Pignola, poesia e memoria nella riapertura de “La Stanza di Yzu”

Dal 1 al 5 Luglio, nell’ambito dell’iniziativa “Pignola, città del folklore” promossa dall’amministrazione comunale, dalla FITP e delle associazioni locali, riapre in Piazza Vittorio Emanuele “La Stanza di Yzu”.

Scrive su Yzu Mariangela Perone:

“Ci sono artisti che non si accomodano mai nella letteratura di maniera, ma scelgono di fare  della parola un corpo a corpo con la realtà.
Francesco Albano, che il pubblico della poesia e della performance conosceva come Yzu Selly, si definiva prima di tutto così: “artigiano della parola”.

Un operaio del verso che rifiutava le torri d’avorio per calarsi nei contrasti più nudi, spigolosi e viscerali dell’esistenza.

La sua estetica si poggiava su una triade ben precisa e dichiarata: poesia, maschera, voce.

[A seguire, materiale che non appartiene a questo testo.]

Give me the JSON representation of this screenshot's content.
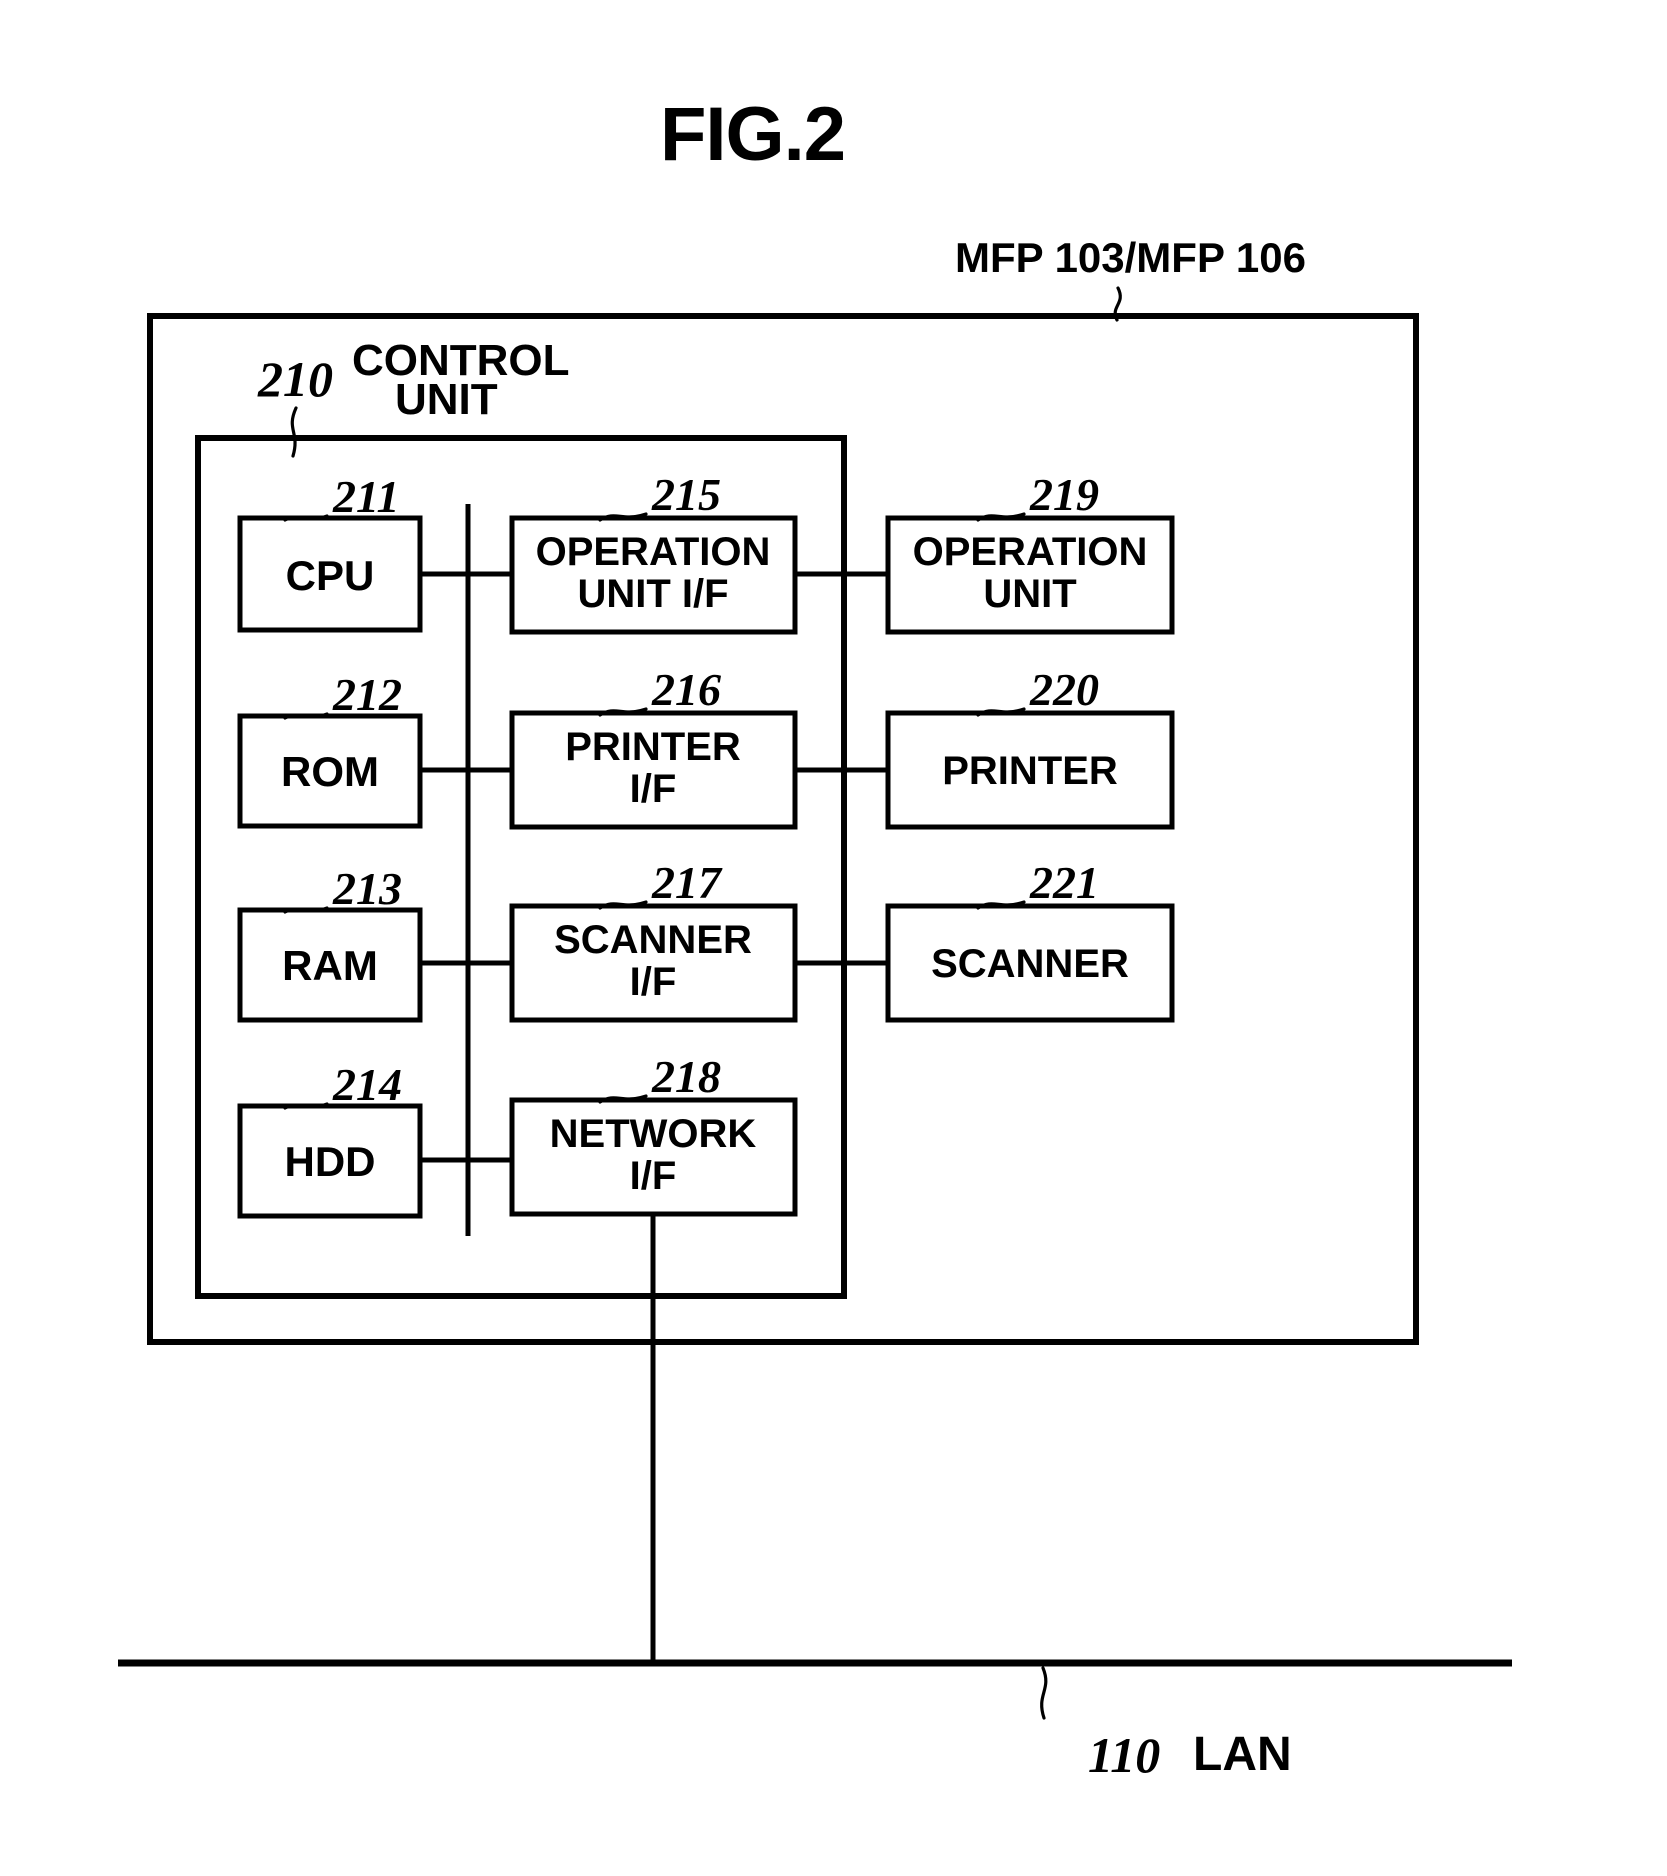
{
  "figure": {
    "title": "FIG.2",
    "domain_type": "patent-block-diagram"
  },
  "outer": {
    "label": "MFP 103/MFP 106",
    "ref": ""
  },
  "control_unit": {
    "ref": "210",
    "label_line1": "CONTROL",
    "label_line2": "UNIT"
  },
  "bus": {
    "name": "system-bus"
  },
  "blocks": {
    "left_column": [
      {
        "ref": "211",
        "label": "CPU"
      },
      {
        "ref": "212",
        "label": "ROM"
      },
      {
        "ref": "213",
        "label": "RAM"
      },
      {
        "ref": "214",
        "label": "HDD"
      }
    ],
    "middle_column": [
      {
        "ref": "215",
        "line1": "OPERATION",
        "line2": "UNIT I/F"
      },
      {
        "ref": "216",
        "line1": "PRINTER",
        "line2": "I/F"
      },
      {
        "ref": "217",
        "line1": "SCANNER",
        "line2": "I/F"
      },
      {
        "ref": "218",
        "line1": "NETWORK",
        "line2": "I/F"
      }
    ],
    "right_column": [
      {
        "ref": "219",
        "line1": "OPERATION",
        "line2": "UNIT"
      },
      {
        "ref": "220",
        "line1": "PRINTER",
        "line2": ""
      },
      {
        "ref": "221",
        "line1": "SCANNER",
        "line2": ""
      }
    ]
  },
  "network": {
    "ref": "110",
    "label": "LAN"
  },
  "colors": {
    "ink": "#000000",
    "paper": "#ffffff"
  }
}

La maschera, non filtro per nascondersi, ma strumento per dare voce a ciò che spesso si preferisce tacere. La sua era un’anatomia dell’animo umano priva di sconti, un viaggio tra “cattiva coscienza, errore, brama di sapienza, acido risentimento, assenza, corpo disabitato”.

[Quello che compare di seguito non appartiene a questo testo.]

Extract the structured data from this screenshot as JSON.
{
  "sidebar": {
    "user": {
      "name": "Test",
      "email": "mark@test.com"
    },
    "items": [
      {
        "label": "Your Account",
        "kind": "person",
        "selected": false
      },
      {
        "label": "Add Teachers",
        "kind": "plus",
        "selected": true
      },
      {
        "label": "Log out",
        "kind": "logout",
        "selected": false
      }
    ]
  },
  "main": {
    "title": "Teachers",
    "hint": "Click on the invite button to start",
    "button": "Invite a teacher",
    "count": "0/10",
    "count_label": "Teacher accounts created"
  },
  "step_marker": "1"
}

Yzu era guidato dalla ferrea convinzione che “la poesia potesse trovare ovunque il proprio ambito”.

E ovunque l’ha portata: dalle piazze alle strade, dai locali ai centri sociali, dalle librerie ai ristoranti. Il suo cammino ha unito idealmente le radici lucane con città come Perugia, Roma, Bologna, Milano, Vienna e Lugano.

Per lui l’atto poetico non si esauriva sul foglio bianco, ma prendeva vita nella performance, diventando un’opera totale. La sua voce si intrecciava costantemente con la musica e dialogava con le arti visive, collaborando con pittori, videomaker e illustratori.

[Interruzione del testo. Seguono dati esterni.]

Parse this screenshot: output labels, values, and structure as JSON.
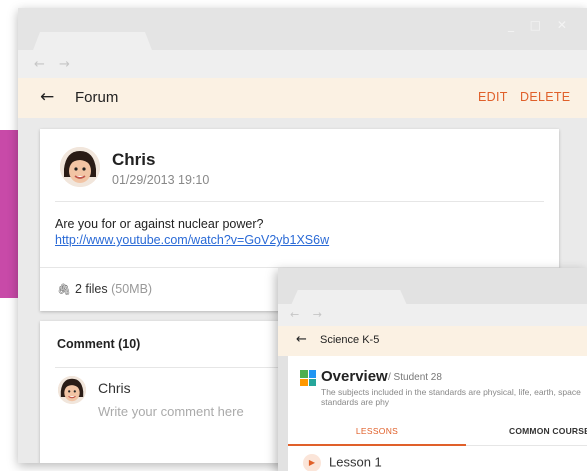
{
  "window_controls": "_ □ ✕",
  "nav_arrows": "← →",
  "forum": {
    "appbar": {
      "back_icon": "arrow-left-icon",
      "title": "Forum",
      "edit_label": "EDIT",
      "delete_label": "DELETE"
    },
    "post": {
      "author": "Chris",
      "date": "01/29/2013 19:10",
      "text": "Are you for or against nuclear power?",
      "link": "http://www.youtube.com/watch?v=GoV2yb1XS6w",
      "attachments": {
        "icon": "paperclip-icon",
        "count_label": "2 files",
        "size": "(50MB)"
      }
    },
    "comments": {
      "title": "Comment (10)",
      "user": "Chris",
      "placeholder": "Write your comment here"
    }
  },
  "course": {
    "appbar": {
      "back_icon": "arrow-left-icon",
      "title": "Science K-5"
    },
    "overview": {
      "title": "Overview",
      "subtitle": "/ Student 28",
      "description": "The subjects included in the standards are physical, life, earth, space standards are phy"
    },
    "tabs": [
      "LESSONS",
      "COMMON COURSE I"
    ],
    "active_tab": "LESSONS",
    "lessons": [
      "Lesson 1"
    ]
  },
  "colors": {
    "accent": "#e0602a",
    "appbar_bg": "#fbf1e3",
    "link": "#2a6ad6",
    "band": "#c84aa8"
  }
}
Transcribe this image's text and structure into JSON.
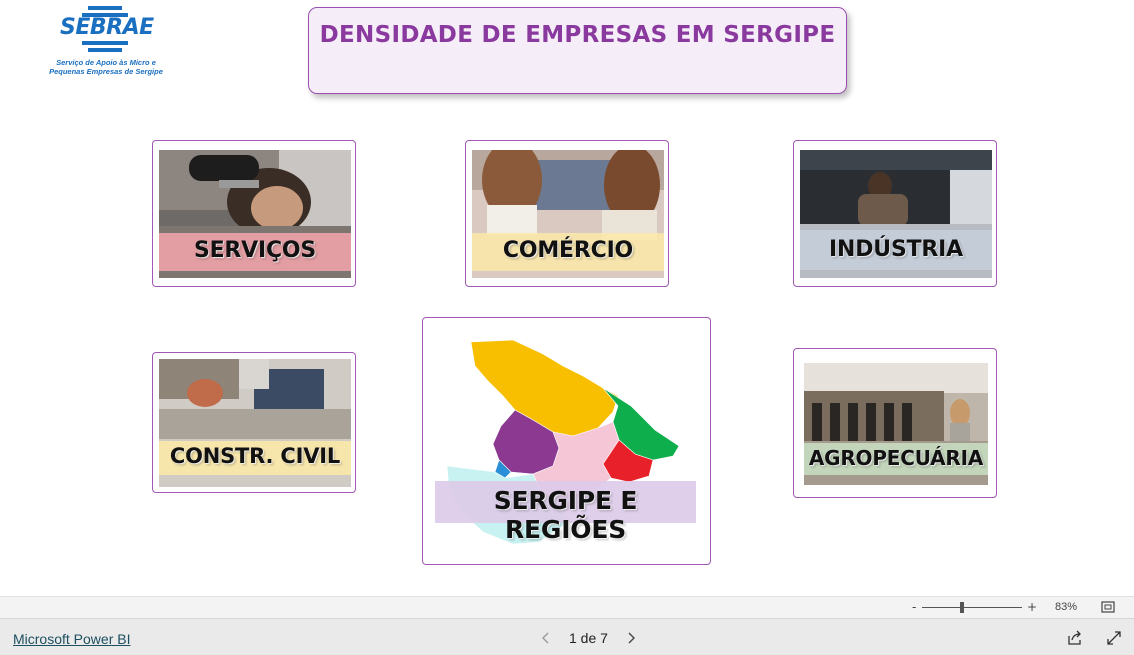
{
  "logo": {
    "name": "SEBRAE",
    "subtitle_line1": "Serviço de Apoio às Micro e",
    "subtitle_line2": "Pequenas Empresas de Sergipe"
  },
  "title": "DENSIDADE DE EMPRESAS EM SERGIPE",
  "cards": {
    "servicos": {
      "label": "SERVIÇOS"
    },
    "comercio": {
      "label": "COMÉRCIO"
    },
    "industria": {
      "label": "INDÚSTRIA"
    },
    "construcao": {
      "label": "CONSTR. CIVIL"
    },
    "regioes": {
      "label": "SERGIPE E REGIÕES"
    },
    "agropecuaria": {
      "label": "AGROPECUÁRIA"
    }
  },
  "zoom": {
    "minus": "-",
    "plus": "+",
    "level": "83%"
  },
  "footer": {
    "powerbi_link": "Microsoft Power BI",
    "page_indicator": "1 de 7"
  },
  "colors": {
    "accent_purple": "#9b4fb0",
    "title_purple": "#8a3a9e",
    "servicos_band": "#f4a6ab",
    "comercio_band": "#fbe9a8",
    "industria_band": "#c5cdda",
    "construcao_band": "#fbe9a8",
    "regioes_band": "#dccbe8",
    "agropecuaria_band": "#c7dcc0"
  },
  "icons": [
    "sebrae-logo",
    "chevron-left-icon",
    "chevron-right-icon",
    "fit-page-icon",
    "share-icon",
    "fullscreen-icon"
  ]
}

Ci ha lasciato un reticolo di (auto)pubblicazioni che testimoniano un’intensa attività a cavallo tra la fine degli anni ’90 e i primi anni 2000. Dalla prima silloge “Buio indaco e il rosso” (1997) al romanzo per prose e poesie “Cucuwàsh – da bere sorseggiando vino” (1999), fino al monumentale progetto aperto “MW-camminare di una scimmia”, la sua scrittura ha cercato di scardinare i generi.

Le sue ultime performance in musica, “Canzoni – per una stanza abbandonata” e “Da Dietro Sbarre”, rimangono oggi la sintesi perfetta del suo percorso.

Yzu Selly è scomparso prematuramente nel 2011, ma la traccia del suo passaggio resta in questa mappa di suoni, versi e piazze; la testimonianza di una vita spesa a dimostrare che la poesia, se ha il coraggio di farsi carne, non muore mai e che “bellezza vissuta, non è
brace dimenticata”.

Sarà possibile visitarla dalle ore 10.00 alle ore 13.00 e dalle 17.00 alle 20.00. Per informazioni è possibile rivolgersi all’ufficio turistico (IAT) presso Palazzo Gaeta.